For a long time, the anti-vaccination currents have been heard, encouraged even more with the catastrophic management of the vaccination against the H1N1 flu in 2009, by the government of the time. Are we still right to routinely vaccinate children?
The controversy over vaccination led the Constitutional Council to rule on Friday, March 20, 2015, following the request of a lawyer whose clients refused the injection of the DTP vaccine to their child. The institution responded by indicating that the vaccine against diphtheria, poliomyelitis and tetanus was mandatory .
Today, even some doctors admit that this compulsory vaccination no longer has any reason to exist, claiming that all the other European countries where it is not compulsory (except Belgium and Italy) have the same rate. vaccination. Moreover, according to these doctors, diseases such as whooping cough, pneumococcus or measles are more worrying today than DTPs, while vaccinations against them are only recommended and not compulsory. The disease must have been completely eradicated to justify that there is no longer any need to vaccinate.
According to the INPES (National Institute for Prevention and Health Education), 10% of the population was rather anti-vaccines in 2005 and it rose to 40% in 2010! Among the opponents of vaccination, there are those who convey received ideas about their supposed dangerousness. This is particularly the case of the link that would exist between vaccination against measles and the development of autism:nothing has been proven. The same applies to the deficiency of the immune system which would be a consequence of vaccinations. Regarding the too young age of infants to assimilate all these vaccines, MEP Michèle Rivasi (EELV) and Serge Rader, pharmacist and whistleblower oppose compulsory vaccines which "would lead to degenerative diseases and also auto -immune by the quantity of vaccines injected in the first year of life when the infant's immune system is fragile" , which not all specialists in the field confirm.
On the other hand, indeed, the aluminum salts contained in vaccines as adjuvants could be harmful to health.
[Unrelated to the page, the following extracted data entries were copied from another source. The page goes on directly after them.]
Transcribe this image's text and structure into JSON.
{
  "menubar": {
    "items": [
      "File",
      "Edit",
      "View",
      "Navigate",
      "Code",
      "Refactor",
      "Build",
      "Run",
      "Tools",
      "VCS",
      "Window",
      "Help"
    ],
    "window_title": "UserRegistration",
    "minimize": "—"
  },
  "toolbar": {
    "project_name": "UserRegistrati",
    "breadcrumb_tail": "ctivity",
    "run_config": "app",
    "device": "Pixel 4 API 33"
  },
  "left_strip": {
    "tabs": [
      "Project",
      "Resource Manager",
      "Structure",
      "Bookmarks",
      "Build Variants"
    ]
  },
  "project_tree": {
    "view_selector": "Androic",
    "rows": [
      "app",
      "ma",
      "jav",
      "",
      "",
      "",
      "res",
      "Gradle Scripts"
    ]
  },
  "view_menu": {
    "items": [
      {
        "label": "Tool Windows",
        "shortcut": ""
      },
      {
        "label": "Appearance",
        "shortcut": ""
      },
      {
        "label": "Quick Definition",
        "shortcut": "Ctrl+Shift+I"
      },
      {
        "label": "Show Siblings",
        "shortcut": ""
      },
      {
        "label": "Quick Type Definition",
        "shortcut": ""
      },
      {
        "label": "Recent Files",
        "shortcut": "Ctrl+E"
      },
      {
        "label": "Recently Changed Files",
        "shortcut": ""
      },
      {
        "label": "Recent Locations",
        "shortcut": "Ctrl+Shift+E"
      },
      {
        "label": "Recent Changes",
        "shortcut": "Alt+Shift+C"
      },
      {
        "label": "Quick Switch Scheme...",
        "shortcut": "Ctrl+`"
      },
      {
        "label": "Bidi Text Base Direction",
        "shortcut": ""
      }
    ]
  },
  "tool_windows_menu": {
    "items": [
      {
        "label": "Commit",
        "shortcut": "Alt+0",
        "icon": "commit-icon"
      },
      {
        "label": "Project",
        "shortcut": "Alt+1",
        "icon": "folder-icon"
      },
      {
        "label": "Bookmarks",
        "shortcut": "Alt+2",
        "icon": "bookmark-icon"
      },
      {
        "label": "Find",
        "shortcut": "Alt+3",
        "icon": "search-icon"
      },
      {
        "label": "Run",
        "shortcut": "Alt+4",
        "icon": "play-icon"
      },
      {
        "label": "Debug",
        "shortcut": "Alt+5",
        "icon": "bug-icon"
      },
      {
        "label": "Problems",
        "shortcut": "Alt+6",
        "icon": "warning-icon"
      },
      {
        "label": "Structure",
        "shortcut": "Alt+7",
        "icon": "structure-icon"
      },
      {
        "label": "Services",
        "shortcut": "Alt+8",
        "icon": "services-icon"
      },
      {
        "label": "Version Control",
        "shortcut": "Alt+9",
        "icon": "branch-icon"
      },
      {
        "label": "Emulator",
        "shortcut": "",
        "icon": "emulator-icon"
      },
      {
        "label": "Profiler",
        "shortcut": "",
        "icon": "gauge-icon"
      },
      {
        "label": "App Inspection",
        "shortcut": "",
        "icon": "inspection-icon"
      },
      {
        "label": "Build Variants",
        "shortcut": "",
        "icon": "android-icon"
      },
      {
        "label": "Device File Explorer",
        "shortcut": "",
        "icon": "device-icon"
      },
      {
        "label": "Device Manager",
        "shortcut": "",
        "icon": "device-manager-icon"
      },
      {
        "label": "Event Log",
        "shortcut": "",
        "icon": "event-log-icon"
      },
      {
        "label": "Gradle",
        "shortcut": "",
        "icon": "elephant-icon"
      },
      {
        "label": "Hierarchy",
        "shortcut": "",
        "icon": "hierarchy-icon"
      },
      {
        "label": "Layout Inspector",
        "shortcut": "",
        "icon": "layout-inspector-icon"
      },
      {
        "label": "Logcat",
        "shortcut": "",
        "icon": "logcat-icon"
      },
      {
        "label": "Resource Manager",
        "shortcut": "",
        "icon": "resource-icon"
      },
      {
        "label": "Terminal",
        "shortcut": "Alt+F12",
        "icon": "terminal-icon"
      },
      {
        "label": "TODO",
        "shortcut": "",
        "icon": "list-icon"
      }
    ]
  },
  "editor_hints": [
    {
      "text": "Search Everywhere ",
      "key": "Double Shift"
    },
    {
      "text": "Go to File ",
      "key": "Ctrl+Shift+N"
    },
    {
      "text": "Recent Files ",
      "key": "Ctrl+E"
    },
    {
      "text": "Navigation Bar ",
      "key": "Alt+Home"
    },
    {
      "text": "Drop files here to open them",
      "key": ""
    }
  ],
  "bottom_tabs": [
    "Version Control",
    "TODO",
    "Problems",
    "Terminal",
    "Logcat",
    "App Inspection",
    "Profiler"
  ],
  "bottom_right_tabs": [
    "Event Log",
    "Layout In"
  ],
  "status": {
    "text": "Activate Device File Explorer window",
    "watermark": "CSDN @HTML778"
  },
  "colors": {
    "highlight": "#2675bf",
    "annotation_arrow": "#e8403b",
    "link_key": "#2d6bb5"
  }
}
Today, for example, it is not recommended to use deodorants containing this substance because of the risk of cancer it would cause. The studies in progress should be completed shortly.
Moreover, the vaccination of young girls with Gardasil against the papillomavirus (cancer of the cervix) is widely criticized, accused of causing neurological diseases such as multiple sclerosis.
The vaccine against hepatitis B, which had been the subject of a vast vaccination campaign in the 90s, would also have caused cases of multiple sclerosis, and even if, to date, no scientific study proves it , the suspicion is there.
Perhaps if doctors were more honest in their explanations of the interest of vaccination, not denying the possible side effects, rather than being at the heels of the discourse of pharmaceutical companies, patients would undoubtedly more serene and less anti-"primary" vaccines.